What we risk, in such applications, is the pathologisation of competence. AI-generated writing is fluent, consistent, and stylistically moderate—precisely the qualities many educators reward. A stylometric tool trained to detect deviation may therefore flag an essay not because it is implausibly machine-like, but because it is unusually polished. In such cases, the student who has improved, revised diligently, or simply written an excellent essay may be penalised for their success. More concerning still is the creeping reversal of the burden of proof: students whose work is flagged by these systems are often asked to prove their innocence; to document their process, to explain why their tone has shifted, or even to reproduce their writing under observation. This is not education. It is surveillance masquerading as rigour.
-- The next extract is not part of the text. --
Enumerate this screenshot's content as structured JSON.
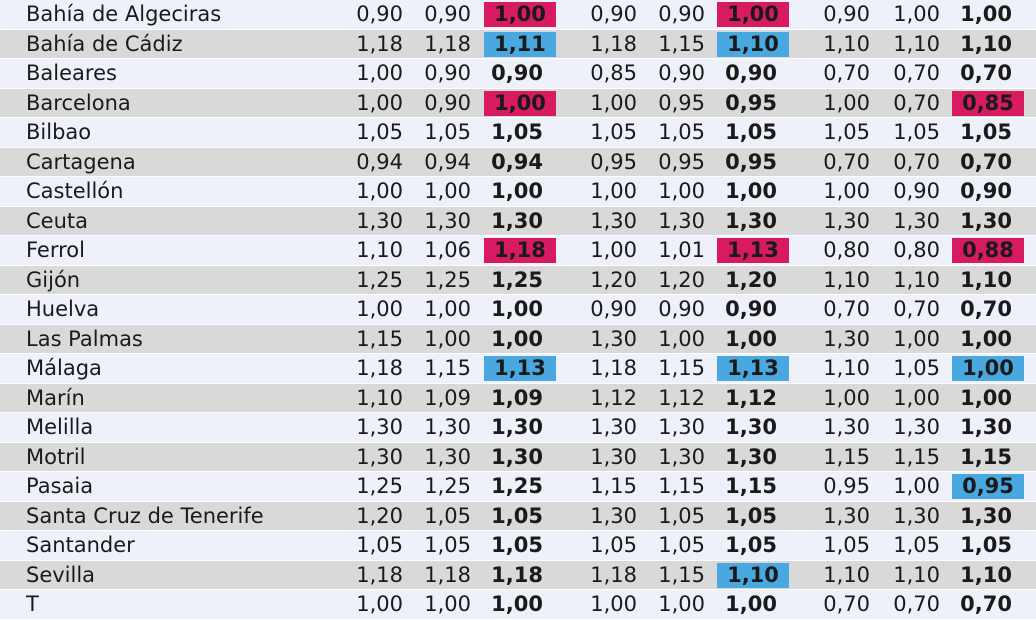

But there is a deeper issue at play here, one that is not about stylometry at all, but about the assumptions baked into our assessment practices. If we find ourselves unable to tell whether a student has written an assignment, the problem lies not in our capacity to detect but in our design.
It is no longer sufficient to say that generative AI only excels at formulaic or low-level writing. That may have been true of early language models, but now, LLMs are increasingly capable of simulating the markers of complex discourse: argumentative structure, thematic development, intertextual reference, even something approaching critical synthesis. They can produce essays that meet surface-level expectations for clarity, coherence, and even subtlety, particularly in disciplines where writing tasks are reduced to predictable patterns or generic responses. This is not because the machines have become conscious or creative, it is because our assignments often do not demand those things in meaningful or situated ways. What kind of writing are we assigning if it can be so easily outsourced to a machine? (If this question annoys you, take a moment, and just honestly think about it). And what kind of feedback are we offering if it cannot distinguish between surface fluency and intellectual engagement?
What does it say about our learning environments if trust is so eroded that statistical resemblance is enough to trigger disciplinary actions?
The reflex to police student output using stylometric tools reveals how the intellectual processes of higher education continue to be flattened into product, while assessment is drifting from its pedagogical purpose. Rather than chasing forensic certainty through flawed techniques, we should be asking more fundamental questions about what student writing is for, what it should do, and how we might design learning experiences that cannot be outsourced precisely because they are meaningful (I appreciate that this is all extremely difficult). Generative AI is forcing us to reconsider the relationship between thinking and writing, between authorship and learning, and I’m not sure many of us were prepared for such an undertaking. But whether we like it or not, we’re in it now.